我们以前讲过,一切专门家都以为英格兰银行的信用是坚固不摇的。但银行法仍规定该行金柜中绝对须有九百万至一千万镑的金,来保障银行券的兑现性。在这场合,贮藏货币的神圣不可侵犯,是由一种全然和古代贮藏货币不同的方法,来贯彻。利物浦的布罗恩曾在《商业凋敝》1847年至1858年报告第2311号内供称;“提到这个货币”(发行部的金属贮藏)“的好处,那是等于把它抛在海里一样;因为那是分文不能拿出来使用的,否则就是违背国会的法案”。

我们曾经讲过一位营造业者凯甫斯。我们在讨论伦敦近代的建筑业时(第2卷第12章),曾引用他的证言来作例解。他对于银行法的意见,可概括如下(见1857年《银行法报告》):“第5508号:概括说来,你以为现行的银行立法制度,会周期地,使产业的利润,被高利贷者的钱袋吸去么?——答:这正是我的意思。我知道,在建造业上,它确实是这样发生作用的。”

我们曾经讲过,苏格兰的银行,依照1845年的银行法,被强制变得和英格兰的银行相差不远。每个银行,如超过法定额发行银行券,它对于这超过的部分,便有保存金准备的义务。我们要知道这个制度的影响,可以参看银行法委员会1857年所接到的供述如下。

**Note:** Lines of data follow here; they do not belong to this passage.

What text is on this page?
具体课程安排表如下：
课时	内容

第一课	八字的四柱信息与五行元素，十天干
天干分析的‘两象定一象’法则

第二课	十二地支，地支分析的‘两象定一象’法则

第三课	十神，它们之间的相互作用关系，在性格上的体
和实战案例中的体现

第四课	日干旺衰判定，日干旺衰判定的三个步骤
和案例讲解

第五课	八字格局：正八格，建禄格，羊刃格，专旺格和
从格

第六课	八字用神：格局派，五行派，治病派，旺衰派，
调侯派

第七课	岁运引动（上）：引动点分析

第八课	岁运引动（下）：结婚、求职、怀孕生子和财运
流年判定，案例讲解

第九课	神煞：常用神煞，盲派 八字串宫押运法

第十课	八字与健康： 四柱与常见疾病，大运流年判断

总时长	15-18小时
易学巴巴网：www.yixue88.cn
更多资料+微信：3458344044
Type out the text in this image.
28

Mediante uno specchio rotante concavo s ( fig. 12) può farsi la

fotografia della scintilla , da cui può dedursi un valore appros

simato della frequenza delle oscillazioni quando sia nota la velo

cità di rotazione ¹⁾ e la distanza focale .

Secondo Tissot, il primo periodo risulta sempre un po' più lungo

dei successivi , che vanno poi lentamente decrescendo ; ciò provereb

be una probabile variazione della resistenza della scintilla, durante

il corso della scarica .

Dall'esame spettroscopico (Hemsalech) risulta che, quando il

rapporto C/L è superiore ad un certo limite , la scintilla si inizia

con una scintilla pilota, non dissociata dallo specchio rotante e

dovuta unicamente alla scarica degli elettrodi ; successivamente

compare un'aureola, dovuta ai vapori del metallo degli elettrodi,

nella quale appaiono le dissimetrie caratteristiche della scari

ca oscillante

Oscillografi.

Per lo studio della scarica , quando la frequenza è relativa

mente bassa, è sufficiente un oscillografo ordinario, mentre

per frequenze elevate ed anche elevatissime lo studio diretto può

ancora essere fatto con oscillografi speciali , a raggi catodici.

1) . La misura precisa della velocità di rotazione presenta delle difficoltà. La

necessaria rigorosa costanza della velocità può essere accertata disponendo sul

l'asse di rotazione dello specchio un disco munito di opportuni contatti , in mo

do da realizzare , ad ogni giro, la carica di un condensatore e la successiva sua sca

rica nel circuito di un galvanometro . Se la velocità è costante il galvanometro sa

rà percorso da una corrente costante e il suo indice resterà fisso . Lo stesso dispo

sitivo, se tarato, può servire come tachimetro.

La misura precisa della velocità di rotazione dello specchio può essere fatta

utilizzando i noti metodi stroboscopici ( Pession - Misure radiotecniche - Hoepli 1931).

苏格兰一家银行的董事肯内德在第3375号供述:“在1845年法律实施以前,在苏格兰,有什么可以称做金流通(Goldzirkulation)么?——答:没有这一类的东西。”——“第3376号:自此以后,有追加的金流通发生么?——答:没有;人民都不高兴用金的。”——第3450号。自1845年苏格兰各银行所必须保持的大约九十万镑的金,依照他的意见,只有害处,没有好处的,“它是不生产地在苏格兰的资本中,吸去了一个相等的部分。”

苏格兰联合银行的董事安徒生也说:“第3558号。苏格兰诸银行向英格兰银行提取现金的大需要,都是由外国汇兑行市引起的么?——答:是的;这种需要,虽以金保存在爱丁堡,也无可避免的。”——“第3590号。只要我们以同额有价证券存在英格兰银行,”(或英格兰的私人银行),“我们就依然可以和以前一样,由英格兰银行,唤起金的出流。”

最后,我们且从伦敦《经济学界》杂志(威尔逊)引用一段文章如下:“苏格兰诸银行把不使用的现金额,存在它们的伦敦代理处;这些代理处又把它存到英格兰银行。这种情形,使苏格兰诸银行在这个金额之内,可以支配英格兰银行的金属贮藏。而在有外国支付时,它们也随时可以到这里来提取。”——这种制度,是被1845年的法律所搅乱了。“1845年法律实施的结果,曾在近年来,使大量的金铸币,由英格兰银行流出,来应付苏格兰的可能发生但也许永远不会发生的需要。……自从那时候以来,通例必须有巨大的金额被拘束在苏格兰,且还须有一个可观的金额,在伦敦和苏格兰之间,来来去去。设有时有某个苏格兰银行业者觉得他的银行券的需要行将增加,他就会由伦敦把金匣运过来;这个时候过去了,这个金匣再运回伦敦去,通例在没有开箱以前,就会再运回去的”。(《经济学界》1847年10月23日第1214页以下)。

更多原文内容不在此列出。